And so, I would check, and I could see day by day where they were, what they were surrounded by Chinese.  It wasn’t pretty.  But he said as long as you haven’t gotten a letter or a phone call yet, you know.

I:          And when did you finally get, find out that he’s okay?

L:        Well, after he got out, he wrote.  And I think they must have delivered the letters overnight.

I:          Do you remember how many days it had been?



L:        It was the middle of December.

I:          Like when you first realized he could be dead and then when you finally got the report that he’s fine?

L:        It was two weeks.
I:          Wow.

L:        I hope the guys had fun.

C:        It was a good two weeks.

L:        I don’t think I stopped crying the whole time.

I:          Yeah.  Wow.  I can’t imagine like what emotions you went through.



So yes. I wanted to ask you, you know.  What was going on now stateside, and you kind of started telling me about it.  What was it like?  What was the sentiment like back in the states regarding the Korean War and

L:        Well, everybody was on edge.  I mean, everybody knew what was going on.  The news was, got good coverage. I mean, they were telling practically minute by minute what was going on.



Because a lot of Marines had come from that area, and their families were there.  So, the local news coverage was very good.  They, you know, told it like it was.

I:          Okay.

L:        They wanted people to be prepared they were gonna get bad news.

I:          Did you want to say anything about this?  Okay.

C:        About what?

I:          You were saying before about the Korean Army.



C:        Yeah.
I:          Did you have close encounters?  Did you work together closely with the Korean Army?
C:        No.  I had nothing close with the Korean Army.  Being in a machine gun squad, we were always doing our thing which most of the time I was assigned to Able Company, and it’s not being in the mortars or anything in a weapons company.



We were just a little, two machine guns and 6, 12, 14, 15 people so that the rifle company didn’t have machine guns attached to them.  So, they attached the 6th Machine Guns and Weapons Company were assigned to Able, Baker and Charlie Company.
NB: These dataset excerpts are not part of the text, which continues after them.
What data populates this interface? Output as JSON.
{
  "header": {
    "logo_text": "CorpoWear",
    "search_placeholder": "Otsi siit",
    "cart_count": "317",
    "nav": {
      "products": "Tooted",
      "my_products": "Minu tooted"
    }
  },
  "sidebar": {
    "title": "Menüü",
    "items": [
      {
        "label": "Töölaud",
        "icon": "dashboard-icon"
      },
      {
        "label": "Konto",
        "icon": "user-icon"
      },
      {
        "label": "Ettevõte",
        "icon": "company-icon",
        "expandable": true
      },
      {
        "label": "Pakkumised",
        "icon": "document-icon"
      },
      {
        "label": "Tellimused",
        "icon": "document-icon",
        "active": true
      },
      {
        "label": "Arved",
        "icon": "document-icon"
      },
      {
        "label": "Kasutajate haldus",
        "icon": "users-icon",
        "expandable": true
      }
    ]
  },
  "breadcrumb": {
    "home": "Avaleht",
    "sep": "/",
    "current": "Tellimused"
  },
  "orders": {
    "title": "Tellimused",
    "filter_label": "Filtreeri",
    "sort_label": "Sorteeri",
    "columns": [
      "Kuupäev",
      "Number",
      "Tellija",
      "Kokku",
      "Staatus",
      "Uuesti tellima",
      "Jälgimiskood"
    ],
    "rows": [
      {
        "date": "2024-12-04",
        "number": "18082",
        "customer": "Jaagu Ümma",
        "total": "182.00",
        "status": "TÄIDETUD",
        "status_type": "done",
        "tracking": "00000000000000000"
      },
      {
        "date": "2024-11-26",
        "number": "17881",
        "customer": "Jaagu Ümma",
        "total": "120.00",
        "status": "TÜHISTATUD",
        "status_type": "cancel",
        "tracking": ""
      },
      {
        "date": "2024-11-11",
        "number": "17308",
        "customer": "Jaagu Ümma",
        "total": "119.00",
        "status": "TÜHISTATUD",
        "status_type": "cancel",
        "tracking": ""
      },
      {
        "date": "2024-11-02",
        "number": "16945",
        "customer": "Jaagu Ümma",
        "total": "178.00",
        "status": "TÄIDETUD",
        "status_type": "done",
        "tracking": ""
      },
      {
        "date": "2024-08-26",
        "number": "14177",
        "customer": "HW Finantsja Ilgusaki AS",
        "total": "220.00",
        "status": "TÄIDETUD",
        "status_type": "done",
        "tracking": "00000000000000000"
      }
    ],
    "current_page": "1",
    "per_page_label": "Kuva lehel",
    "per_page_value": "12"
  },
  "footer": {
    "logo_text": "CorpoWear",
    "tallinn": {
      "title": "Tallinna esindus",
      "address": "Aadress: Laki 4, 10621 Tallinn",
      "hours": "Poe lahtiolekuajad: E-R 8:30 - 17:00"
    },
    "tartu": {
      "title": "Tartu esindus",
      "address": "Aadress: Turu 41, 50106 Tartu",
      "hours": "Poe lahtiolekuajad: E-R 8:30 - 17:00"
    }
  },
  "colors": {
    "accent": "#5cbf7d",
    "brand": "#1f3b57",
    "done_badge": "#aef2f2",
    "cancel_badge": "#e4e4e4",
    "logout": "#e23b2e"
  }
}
So, we were actually away from the weapons company people.

I:          I heard often the weapons would freeze up.

C:        Yeah.  In the Chosin Reservoir, the weapons would freeze where you had to take, to get a machine gun to fire, you had to take and kick the bolt and then fire it and then kick the bolt and then fire it, and you had to do this three or four or five times before it got warm enough that it would become a machine gun again.



I:          Do you think that would be like one of the biggest hardships, the weather affecting.

C:        Well, the weather was a hardship. That was, more than anything, the weather. I   mean, we were fighting a war that we were either uphill or downhill.  There was no level land or anything.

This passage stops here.